Board of director | Panditfootball.com

Akal Sehat dalam Tiga Kejadian Bersama Boaz



Ini merupakan halaman kedua dari esai Akal Sehat dalam Tiga Kejadian Bersama Boaz

Akal sehat dalam debut Boaz bersama Merah Putih

Saya ada di Gelora Bung Karno ketika Boaz melakoni debutnya bersama kesebelasan nasional. 12 Oktober 2004, Boaz turun sejak menit pertama saat Indonesia menjamu Arab Saudi di kualifikasi Piala Dunia 2006.

Entah ide apa yang merasuki Peter Withe, orang Inggris yang saat itu melatih Indonesia, yang memutuskan dengan berani menurunkan Boaz Solossa di kesebelasan nasional senior di laga penting dan jelas tidak mudah (siapa yang akan bilang Arab Saudi sebagai lawan mudah?). Boaz saat itu baru berusia 18 tahun, masih bocah ingusan. Dan lebih dari sekadar bocah ingusan, Boaz saat itu belum punya pengalaman bermain di level senior di tengah kompetisi tertinggi tanah air.

Ya, Boaz saat itu mencuat namanya sebagai pemain terbaik dan top skor Pekan Olahraga Nasional 2004 yang berlangsung di Sumatera Selatan. Boaz bahkan belum memperkuat Persipura. Sekali pun belum pernah. Tepat satu dekade kemudian, Evan Dimas melakukannya lagi: tak pernah tampil di laga resmi dalam kompetisi tertinggi Indonesia bersama kesebelasan senior (Persebaya), hanya latihan dan ujicoba, Evan tampil bersama kesebelasan senior Indonesia di bawah arahan Riedl jelang Piala AFF 2014 yang hasilnya luluh lantak itu.

Barulah setengah tahun setelah debut di GBK itu, tepatnya lima bulan, pada 5 Maret 2005, Boaz baru mencicipi iklim kompetisi tertinggi di tanah air. Hari itu, Boaz diturunkan oleh Persipura di laga pembuka Liga Indonesia musim 2005 kala menghadapi Persegi Gianyar.

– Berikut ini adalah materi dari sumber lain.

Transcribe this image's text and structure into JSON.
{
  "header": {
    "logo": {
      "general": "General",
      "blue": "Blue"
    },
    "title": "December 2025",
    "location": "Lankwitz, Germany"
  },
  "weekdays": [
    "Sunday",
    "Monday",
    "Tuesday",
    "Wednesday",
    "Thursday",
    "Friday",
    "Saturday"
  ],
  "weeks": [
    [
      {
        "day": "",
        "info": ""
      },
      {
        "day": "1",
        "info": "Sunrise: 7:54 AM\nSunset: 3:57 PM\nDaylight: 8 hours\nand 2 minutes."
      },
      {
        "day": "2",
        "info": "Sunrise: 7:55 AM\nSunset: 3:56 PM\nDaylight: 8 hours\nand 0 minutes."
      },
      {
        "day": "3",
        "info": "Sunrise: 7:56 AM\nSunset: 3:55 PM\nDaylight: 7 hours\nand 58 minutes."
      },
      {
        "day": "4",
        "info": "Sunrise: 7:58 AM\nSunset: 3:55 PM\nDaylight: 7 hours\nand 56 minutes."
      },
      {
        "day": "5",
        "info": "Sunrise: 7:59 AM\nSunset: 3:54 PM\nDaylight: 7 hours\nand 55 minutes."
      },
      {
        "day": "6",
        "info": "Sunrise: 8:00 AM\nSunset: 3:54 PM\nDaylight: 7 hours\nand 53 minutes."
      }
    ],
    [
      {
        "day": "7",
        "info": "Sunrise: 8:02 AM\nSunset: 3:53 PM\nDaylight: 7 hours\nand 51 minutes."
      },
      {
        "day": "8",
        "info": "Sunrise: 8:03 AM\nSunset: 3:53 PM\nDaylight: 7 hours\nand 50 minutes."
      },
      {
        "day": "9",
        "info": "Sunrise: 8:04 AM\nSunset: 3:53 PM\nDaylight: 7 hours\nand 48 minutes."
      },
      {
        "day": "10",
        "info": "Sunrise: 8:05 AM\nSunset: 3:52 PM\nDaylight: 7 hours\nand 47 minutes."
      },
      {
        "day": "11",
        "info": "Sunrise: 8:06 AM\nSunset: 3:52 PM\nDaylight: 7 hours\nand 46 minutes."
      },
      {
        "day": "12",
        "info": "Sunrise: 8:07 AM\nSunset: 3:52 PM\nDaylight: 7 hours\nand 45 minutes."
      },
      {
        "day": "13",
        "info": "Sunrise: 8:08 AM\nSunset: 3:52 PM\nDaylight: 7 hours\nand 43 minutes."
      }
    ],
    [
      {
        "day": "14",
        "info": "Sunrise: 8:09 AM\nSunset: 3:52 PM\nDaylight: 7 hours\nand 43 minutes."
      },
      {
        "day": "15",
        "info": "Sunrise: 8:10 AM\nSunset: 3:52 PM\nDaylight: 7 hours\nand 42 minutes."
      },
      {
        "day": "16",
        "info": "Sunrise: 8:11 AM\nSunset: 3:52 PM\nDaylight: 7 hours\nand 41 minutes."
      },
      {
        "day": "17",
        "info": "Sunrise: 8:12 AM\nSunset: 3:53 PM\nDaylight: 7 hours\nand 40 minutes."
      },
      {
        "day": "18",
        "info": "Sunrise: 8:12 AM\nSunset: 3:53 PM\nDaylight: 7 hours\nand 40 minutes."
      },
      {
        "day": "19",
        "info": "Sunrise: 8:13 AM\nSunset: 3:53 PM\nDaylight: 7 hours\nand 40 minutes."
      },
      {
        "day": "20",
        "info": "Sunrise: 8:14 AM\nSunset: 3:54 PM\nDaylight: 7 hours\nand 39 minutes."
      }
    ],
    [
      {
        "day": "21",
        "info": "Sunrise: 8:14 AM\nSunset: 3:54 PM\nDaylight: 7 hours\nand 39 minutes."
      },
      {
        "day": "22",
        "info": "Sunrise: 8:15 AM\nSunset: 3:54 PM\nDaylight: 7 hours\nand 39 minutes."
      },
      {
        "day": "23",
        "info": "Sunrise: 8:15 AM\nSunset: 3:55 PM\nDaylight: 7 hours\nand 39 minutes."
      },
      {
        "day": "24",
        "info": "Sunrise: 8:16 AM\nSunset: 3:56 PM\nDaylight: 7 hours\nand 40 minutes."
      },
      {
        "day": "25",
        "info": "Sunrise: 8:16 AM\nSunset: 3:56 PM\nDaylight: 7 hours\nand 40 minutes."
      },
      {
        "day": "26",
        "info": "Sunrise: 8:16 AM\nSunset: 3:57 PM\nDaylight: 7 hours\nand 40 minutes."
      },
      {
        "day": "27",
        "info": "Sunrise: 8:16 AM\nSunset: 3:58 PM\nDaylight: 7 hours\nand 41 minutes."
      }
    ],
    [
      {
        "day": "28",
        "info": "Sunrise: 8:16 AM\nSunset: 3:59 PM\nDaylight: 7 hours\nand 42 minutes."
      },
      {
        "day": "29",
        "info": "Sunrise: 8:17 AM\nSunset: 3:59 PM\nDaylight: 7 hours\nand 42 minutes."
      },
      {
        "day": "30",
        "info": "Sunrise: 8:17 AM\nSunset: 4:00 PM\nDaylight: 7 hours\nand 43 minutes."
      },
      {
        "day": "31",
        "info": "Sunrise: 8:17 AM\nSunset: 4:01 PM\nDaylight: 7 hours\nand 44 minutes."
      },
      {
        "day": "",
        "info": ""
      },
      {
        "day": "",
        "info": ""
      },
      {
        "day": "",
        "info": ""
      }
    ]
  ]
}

Tentang debut Boaz bersama Persipura, simak esai kami yang lain:

Yang Tak Patah Meski Pernah Patah



Tapi Boaz memperlihatkan betapa dirinya sudah sangat layak bermain bersama Ellie Aiboy atau Ponaryo Astaman. Diturunkan untuk beroperasi di sisi kiri, dalam formasi dasar 4-3-3, Boaz berkali-kali membelah sisi kanan pertahanan Arab Saudi dengan kecepatan tinggi dan dribling-nya yang liat. Bahu membahu dengan abangnya, Ortizan Solossa, yang ditempatkan di posisi fullback kiri, Boaz membuat Arab Saudi tak nyaman meninggalkan sisi kanan pertahanannya.

Atmosfir di GBK saat itu tidak terlalu ramai. Kalau saya tak salah ingat, suporter yang hadir tidak lebih dari 30% kapasitas stadion. Terhitung sepi, dan menjadi terasa makin sepi karena ukuran GBK yang besar dengan atap-atapnya yang tinggi. Tapi atmosfir stadion terasa menghangat tiap kali Boaz menerima bola di sisi kiri penyerangan.

Awalnya, tak banyak yang mengetahui Boaz. Tentu saja ada beberapa orang yang sudah mendengar nama Boaz karena capaian yang diraihnya di PON 2004 sebulan sebelumnya. Beberapa surat kabat juga memberi porsi yang lumayan saat Boaz dipanggil Withe. Tapi hampir bisa dipastikan hanya sedikit yang pernah benar-benar melihat bagaimana Boaz bermain dan hari itu menjadi hari pertama kami menyaksikan seorang bocah dengan badan yang terlihat agak ringkih sedang mulai menorehkan kalimat pertama dalam buku sejarah sepakbola Indonesia.

Kami tak banyak berharap, tepatnya saya tak banyak berharap, karena apa yang bisa diharapkan saat Indonesia menghadapi Arab Saudi? Lagi pula, Indonesia sudah tertinggal 1-0 di menit 8 karena kecerobohan Ismet Sofyan yang tak bisa mengantisipasi seorang pemain Arab Saudi. Kesuraman bertambah empat menit kemudian, pada menit 12, ketika Arab Saudi memperbesar keunggulan. Kesialan bertambah, jelang turun minum, karena Ismed Sofyan harus keluar lapangan karena diusir wasit menyusul pelanggaran keras.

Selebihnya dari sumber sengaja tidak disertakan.